A new exhibit opens January 22 at the UTSA main campus off Loop 1604. The exhibit is an extensive collection of race-related media, photographs, video and items from bygone eras. It’s called For All The World To See: Visual Culture and the Struggle for Civil Rights, and according to Associate Professor of Art History Scott Sherer, that title is significant.
"The exhibit takes its title from the words of Mamie Till Bradley, who was the mother of Emmett Till," Sherer said.
Till was the 14-year-old Chicago boy who, while visiting Mississippi relatives in 1955, was beaten to death by racists. When his badly maimed body was returned to his mother, she insisted the casket be open so that all the world would see what had been done to him.

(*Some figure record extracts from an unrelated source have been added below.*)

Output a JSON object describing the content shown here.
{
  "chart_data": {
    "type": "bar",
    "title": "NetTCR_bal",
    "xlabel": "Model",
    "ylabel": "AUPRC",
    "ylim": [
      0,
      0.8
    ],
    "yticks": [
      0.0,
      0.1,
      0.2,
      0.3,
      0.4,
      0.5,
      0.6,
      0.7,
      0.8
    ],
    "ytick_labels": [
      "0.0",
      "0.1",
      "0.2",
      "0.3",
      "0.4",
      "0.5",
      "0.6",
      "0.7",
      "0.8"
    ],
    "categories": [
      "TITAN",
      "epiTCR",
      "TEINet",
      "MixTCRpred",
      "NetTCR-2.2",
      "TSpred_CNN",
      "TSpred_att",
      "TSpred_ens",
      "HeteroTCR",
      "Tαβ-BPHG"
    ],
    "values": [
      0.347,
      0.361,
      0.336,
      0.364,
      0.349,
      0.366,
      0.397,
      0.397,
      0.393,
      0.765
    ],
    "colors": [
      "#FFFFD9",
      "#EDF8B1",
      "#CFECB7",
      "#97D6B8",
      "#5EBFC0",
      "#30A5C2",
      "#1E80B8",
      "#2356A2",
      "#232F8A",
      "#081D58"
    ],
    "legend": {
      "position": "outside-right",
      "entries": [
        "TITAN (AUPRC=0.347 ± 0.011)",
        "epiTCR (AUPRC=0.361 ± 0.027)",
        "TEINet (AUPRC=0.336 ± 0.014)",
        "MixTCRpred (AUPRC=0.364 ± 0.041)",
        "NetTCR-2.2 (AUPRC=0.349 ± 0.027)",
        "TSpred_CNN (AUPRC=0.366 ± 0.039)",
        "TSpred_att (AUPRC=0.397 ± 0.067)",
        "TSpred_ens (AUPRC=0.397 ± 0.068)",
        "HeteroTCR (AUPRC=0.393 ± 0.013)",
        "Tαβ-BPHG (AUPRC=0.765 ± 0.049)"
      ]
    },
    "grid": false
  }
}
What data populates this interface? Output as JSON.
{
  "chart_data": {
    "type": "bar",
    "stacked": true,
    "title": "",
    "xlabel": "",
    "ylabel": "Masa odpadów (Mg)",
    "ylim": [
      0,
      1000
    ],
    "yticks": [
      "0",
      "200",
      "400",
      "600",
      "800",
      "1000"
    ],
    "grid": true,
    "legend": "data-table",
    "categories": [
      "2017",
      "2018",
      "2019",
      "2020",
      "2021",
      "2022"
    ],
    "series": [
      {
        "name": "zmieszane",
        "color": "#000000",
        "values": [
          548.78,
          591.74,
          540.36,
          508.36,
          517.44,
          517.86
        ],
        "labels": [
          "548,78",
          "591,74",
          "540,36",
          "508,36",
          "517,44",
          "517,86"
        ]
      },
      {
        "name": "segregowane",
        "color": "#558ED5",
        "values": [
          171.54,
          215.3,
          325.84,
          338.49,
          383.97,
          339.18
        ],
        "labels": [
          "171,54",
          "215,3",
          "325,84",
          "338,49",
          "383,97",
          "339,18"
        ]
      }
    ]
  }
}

I noted to Scherer that the images are horrific.
"Yes, they are horrific, and that’s one of the parts of the civil rights story," he said.
But don’t think the exhibit is all about man’s inhumanity to man. Uplifting themes of struggle, plus ways that the media shone the light not just on inequality, but also on the way African Americans earned their respect through talent and fortitude. And then, as Sherer noted, there’s this.
"They have an extensive collection of mostly African-American artists," he said.
San Antonio collectors Paula and Edwin Miles’ paintings line the walls, a complementary exhibit that adds an artistic aesthetic the exhibit wouldn’t otherwise have. I asked Sherer why this look back is important in 2014.
"I think it’s important to recognize that the history of civil rights is an ongoing project. Each decade and each generation has to work to negotiate relationships between different ethnic and cultural groups.”